Fallout’s Walton Goggins on Discovering The Ghoul’s Past as Well as His Future

Technically, Walton Goggins is playing one character in the new Prime Video series Fallout — the catch is, he has two names, and two faces. Or, as Goggins puts it to Consequence, “I feel like they’re two separate people that are connected throughout time. It is the same person, but they are very different people. They’re connected, but I needed to understand who Cooper Howard was first in order to understand who the Ghoul was, and what he had lost.”
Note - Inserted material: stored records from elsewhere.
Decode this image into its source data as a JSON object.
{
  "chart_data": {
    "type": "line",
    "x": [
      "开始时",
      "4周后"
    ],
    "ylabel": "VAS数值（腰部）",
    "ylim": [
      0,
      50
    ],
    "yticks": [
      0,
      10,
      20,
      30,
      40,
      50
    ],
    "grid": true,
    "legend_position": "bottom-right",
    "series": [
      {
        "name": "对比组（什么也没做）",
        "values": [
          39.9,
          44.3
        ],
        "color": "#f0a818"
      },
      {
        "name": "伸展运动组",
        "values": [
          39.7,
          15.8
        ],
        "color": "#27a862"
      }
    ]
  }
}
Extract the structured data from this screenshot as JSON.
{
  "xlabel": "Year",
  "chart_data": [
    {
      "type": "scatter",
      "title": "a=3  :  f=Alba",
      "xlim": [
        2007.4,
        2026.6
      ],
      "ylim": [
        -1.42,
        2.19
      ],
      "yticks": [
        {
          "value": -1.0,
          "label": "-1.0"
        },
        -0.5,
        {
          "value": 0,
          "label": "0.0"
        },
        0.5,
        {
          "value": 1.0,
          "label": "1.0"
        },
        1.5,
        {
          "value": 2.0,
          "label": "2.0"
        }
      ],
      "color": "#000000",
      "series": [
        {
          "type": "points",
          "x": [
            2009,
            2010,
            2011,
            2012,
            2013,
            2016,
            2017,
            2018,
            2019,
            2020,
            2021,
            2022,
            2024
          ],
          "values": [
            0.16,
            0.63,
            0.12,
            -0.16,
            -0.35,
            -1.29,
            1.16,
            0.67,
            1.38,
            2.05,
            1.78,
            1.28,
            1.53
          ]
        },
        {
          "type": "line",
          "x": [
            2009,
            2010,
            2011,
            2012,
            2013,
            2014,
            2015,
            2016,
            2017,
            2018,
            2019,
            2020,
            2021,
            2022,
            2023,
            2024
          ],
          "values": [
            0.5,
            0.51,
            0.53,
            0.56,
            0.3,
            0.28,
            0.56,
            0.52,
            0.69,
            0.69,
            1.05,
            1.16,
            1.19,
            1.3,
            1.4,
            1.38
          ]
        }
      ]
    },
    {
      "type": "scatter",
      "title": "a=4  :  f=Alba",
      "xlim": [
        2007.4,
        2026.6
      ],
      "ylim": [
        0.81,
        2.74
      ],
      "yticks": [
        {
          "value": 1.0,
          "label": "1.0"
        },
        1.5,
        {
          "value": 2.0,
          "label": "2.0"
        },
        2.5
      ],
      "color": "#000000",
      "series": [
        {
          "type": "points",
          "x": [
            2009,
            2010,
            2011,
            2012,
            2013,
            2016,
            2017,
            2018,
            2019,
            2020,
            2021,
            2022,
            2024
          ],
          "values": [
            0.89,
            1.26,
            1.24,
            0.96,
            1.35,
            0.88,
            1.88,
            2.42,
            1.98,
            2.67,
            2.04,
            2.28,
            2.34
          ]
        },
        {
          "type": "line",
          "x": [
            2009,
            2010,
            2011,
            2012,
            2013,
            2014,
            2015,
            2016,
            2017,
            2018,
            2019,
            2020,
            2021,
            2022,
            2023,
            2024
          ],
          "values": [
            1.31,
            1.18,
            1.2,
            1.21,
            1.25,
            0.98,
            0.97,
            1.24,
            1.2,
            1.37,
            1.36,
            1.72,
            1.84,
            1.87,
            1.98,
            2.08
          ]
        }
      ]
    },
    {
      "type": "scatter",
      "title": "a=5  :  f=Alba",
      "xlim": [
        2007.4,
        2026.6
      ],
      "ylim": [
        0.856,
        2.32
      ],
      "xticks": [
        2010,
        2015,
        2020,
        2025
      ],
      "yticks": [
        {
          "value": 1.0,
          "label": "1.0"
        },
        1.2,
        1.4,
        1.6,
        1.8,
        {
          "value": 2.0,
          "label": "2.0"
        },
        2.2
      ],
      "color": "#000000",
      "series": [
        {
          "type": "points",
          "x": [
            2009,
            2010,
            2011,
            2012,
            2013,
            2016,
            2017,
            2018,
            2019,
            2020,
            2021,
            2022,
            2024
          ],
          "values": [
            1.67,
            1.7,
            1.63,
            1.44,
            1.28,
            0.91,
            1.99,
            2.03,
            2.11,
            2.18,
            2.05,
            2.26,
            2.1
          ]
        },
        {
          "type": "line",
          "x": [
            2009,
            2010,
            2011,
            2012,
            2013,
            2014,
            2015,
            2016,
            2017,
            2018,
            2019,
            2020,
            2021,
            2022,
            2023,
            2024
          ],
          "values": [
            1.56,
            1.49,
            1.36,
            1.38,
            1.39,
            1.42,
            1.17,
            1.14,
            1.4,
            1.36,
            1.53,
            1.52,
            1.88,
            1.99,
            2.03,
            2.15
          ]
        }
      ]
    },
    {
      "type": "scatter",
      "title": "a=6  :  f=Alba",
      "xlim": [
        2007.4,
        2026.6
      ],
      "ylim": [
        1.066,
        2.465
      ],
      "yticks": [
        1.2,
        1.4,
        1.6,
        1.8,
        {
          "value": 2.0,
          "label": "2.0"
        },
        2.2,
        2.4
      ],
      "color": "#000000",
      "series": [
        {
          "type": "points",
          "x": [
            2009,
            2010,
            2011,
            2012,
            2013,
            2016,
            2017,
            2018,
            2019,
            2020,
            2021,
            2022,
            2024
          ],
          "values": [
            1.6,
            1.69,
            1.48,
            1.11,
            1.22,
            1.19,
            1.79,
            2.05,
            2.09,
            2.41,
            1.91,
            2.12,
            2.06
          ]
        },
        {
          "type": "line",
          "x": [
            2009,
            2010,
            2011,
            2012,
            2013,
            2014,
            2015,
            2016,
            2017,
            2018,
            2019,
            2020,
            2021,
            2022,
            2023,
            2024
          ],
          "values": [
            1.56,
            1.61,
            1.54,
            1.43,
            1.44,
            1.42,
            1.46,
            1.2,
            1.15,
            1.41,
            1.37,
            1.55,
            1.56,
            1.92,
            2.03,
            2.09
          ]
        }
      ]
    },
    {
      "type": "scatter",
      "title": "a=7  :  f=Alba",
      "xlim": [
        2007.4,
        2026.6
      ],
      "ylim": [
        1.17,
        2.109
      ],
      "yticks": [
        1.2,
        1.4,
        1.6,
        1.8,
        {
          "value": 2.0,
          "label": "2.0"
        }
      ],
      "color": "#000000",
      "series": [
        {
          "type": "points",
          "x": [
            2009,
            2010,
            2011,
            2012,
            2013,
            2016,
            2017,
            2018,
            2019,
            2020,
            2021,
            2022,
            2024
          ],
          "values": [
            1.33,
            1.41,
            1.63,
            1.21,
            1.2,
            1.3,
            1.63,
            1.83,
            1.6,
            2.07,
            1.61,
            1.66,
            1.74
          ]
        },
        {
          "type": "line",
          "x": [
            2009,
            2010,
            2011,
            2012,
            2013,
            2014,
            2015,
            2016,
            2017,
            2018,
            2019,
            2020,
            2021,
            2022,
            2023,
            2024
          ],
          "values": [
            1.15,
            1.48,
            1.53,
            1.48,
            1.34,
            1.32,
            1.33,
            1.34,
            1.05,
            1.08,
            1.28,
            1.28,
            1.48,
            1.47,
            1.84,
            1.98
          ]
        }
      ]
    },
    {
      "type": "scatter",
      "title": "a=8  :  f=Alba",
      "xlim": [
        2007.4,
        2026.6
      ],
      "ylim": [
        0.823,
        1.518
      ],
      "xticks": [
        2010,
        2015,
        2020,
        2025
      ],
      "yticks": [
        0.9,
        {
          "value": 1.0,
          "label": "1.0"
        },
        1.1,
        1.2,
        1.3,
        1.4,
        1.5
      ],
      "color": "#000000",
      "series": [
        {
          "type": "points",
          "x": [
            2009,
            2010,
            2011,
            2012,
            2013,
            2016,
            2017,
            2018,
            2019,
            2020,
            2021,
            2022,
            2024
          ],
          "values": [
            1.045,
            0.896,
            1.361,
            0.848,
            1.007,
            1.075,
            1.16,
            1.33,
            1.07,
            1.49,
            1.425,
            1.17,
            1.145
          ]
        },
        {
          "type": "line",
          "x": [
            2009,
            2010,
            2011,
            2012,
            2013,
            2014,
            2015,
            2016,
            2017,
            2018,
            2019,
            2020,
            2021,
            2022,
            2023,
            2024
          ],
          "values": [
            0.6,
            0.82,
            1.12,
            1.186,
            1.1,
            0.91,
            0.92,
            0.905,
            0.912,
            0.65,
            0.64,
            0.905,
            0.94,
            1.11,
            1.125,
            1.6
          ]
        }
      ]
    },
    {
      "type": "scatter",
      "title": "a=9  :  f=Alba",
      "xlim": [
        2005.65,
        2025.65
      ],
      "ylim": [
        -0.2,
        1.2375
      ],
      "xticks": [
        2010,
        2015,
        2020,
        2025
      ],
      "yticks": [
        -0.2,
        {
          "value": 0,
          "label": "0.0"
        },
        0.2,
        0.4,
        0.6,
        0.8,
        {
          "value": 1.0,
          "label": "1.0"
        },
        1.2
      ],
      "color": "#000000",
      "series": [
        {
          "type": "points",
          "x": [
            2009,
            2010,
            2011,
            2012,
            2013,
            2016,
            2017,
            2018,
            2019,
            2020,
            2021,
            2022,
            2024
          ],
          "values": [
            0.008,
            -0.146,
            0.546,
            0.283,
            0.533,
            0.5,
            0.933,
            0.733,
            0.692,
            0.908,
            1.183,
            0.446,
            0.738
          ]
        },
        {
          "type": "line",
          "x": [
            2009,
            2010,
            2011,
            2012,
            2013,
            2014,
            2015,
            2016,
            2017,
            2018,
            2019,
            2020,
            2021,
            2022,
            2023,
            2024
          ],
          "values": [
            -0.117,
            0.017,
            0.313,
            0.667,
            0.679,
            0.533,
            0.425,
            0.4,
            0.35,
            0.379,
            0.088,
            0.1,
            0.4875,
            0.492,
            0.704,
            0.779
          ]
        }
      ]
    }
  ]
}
It’s an approach that allows Goggins to dwell in both worlds depicted by the series: The alternate universe America that existed prior to the nuclear apocalypse, as well as the bleak future to come. We first meet Goggins as Cooper Howard, a popular movie star known for his work in Westerns — over 200 years later, that name is long gone from memory, as Cooper has become The Ghoul, an exceptionally self-reliant semi-undead survivor searching the wasteland for answers to questions from the Before Times.

Thanks to flashbacks, both iterations of the man are seen frequently in the first season, and in order to play them both, Goggins says he “just really meditated on how to connect them. What are the similarities that one would bring before living before this cataclysmic event, and two hundred years after this cataclysmic event?”

One answer he landed on comes from something that he thinks “is inherent in people as they get older, which is a sense of humor. And a person that has charisma usually always has charisma. So that was something else.” Meanwhile, in addition to the qualities that made Cooper Howard a movie star, Goggins says that “there is a grit, a survival instinct, that is there for both people.”

Figuring out these kinds of details, Goggins says, is something he commits to fully on projects like this: “I get off on that part of the process, man. That is time alone, countless hours I live in my imagination — so much when I am working, sometimes my family will have to say, ‘Hey, come back. Come back.’ ‘Oh, I’m so sorry. I’ve just drifted.’”

That preparation, he says, involves spending time “in my imagination thinking about how did Cooper get into this position, and where did he come from? Who was his first girlfriend? What was the drive like to Los Angeles — because he’s not from there, you know? I just relish that time alone. It’s always been the joy of it for me.”